Dieci minuti con se stessi – argomento: “PIU’ CIBO CHE APPETITO”

08 Ago

Dieci minuti con se stessi – argomento: “PIU’ CIBO CHE APPETITO”

L’argomento di oggi

PIÙ CIBO CHE APPETITO

Non potrai mai consumare al di là del tuo appetito. Metà del tuo pane appartiene a un’altra persona e dovresti conservarne un pezzo per l’ospite inatteso.

Kahlil Gibran

La riflessione di oggi

La tovaglia pulita, il servizio di stoviglie migliore, cibi più curati e un velo di serenità su tutti: è un po’ questa la sigla dei pranzi festivi o festosi nelle nostre case. Ci siamo seduti a tavola, forse si è anche recitata una breve preghiera e si è pronti a un rito che purtroppo sta un po’ impallidendo in una società del consumo immediato e del televisore acceso. Sarebbe il momento giusto per ricordare, soprattutto ai cristiani, questo suggerimento di un poeta libanese, vissuto a lungo in America, e divenuto popolare anche da noi per un suo libro, Il profeta. È Kahlil Gibran (1883-1931) che ci ripete l’antica lezione della carità fraterna, a partire dalla voce dei profeti i quali ricordavano che il vero culto rivolto a Dio deve consistere innanzitutto nel «dividere il pane con l’affamato, introdurre in casa i miseri, i senzatetto, e vestire uno che vedi nudo» (Isaia 58,7).

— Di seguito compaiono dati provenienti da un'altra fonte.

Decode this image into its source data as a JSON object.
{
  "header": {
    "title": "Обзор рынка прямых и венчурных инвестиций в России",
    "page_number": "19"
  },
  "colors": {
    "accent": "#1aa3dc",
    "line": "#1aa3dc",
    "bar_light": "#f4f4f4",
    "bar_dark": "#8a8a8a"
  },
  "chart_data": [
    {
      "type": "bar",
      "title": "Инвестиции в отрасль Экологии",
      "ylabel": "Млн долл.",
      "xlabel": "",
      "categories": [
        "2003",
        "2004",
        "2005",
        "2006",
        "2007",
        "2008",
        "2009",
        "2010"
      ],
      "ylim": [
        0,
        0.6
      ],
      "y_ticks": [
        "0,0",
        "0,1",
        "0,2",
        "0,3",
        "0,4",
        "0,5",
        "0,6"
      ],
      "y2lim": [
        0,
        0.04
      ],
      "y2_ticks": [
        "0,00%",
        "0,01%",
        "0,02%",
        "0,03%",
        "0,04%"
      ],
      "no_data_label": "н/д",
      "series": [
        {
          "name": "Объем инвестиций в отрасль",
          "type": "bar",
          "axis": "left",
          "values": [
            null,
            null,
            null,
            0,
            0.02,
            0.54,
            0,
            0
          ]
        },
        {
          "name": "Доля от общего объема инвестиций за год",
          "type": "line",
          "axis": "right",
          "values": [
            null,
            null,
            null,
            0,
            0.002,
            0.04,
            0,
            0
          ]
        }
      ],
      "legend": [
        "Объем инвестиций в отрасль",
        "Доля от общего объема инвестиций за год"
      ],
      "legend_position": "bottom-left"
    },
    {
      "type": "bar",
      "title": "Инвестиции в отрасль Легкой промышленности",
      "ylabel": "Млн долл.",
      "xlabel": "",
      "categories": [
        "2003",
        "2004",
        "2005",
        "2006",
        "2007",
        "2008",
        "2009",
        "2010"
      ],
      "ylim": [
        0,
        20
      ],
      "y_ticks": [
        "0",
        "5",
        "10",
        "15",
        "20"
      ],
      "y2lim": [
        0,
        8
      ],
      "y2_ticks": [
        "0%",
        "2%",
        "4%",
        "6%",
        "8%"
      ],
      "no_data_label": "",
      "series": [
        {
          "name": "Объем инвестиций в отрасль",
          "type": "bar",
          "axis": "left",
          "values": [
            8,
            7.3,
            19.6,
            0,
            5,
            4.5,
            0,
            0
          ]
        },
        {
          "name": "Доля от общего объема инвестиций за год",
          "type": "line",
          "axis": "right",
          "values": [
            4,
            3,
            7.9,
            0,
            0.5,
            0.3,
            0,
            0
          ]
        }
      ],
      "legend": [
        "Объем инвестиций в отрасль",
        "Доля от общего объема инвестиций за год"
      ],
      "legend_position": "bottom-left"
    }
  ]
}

È ciò che gli Atti degli Apostoli chiamano la koinonia, cioè la comunione, che non è solo relativa al corpo e al sangue di Cristo nella liturgia, ma è anche la comunanza dei beni coi bisognosi, tant’è vero che agape, in greco «amore», indicava anche quel banchetto fraterno durante il quale eucaristia e solidarietà s’intrecciavano tra loro (si legga il severo monito paolino in 1 Corinzi 11,17-34). Più «laicamente» ripensiamo alle parole delle Massime e pensieri del settecentesco Nicolas de Chamfort: «La società si divide in due classi: quelli che hanno più cibo che appetito e quelli che hanno più appetito che cibo». Non per nulla per i primi il problema è la dieta, mentre per gli altri è la fame.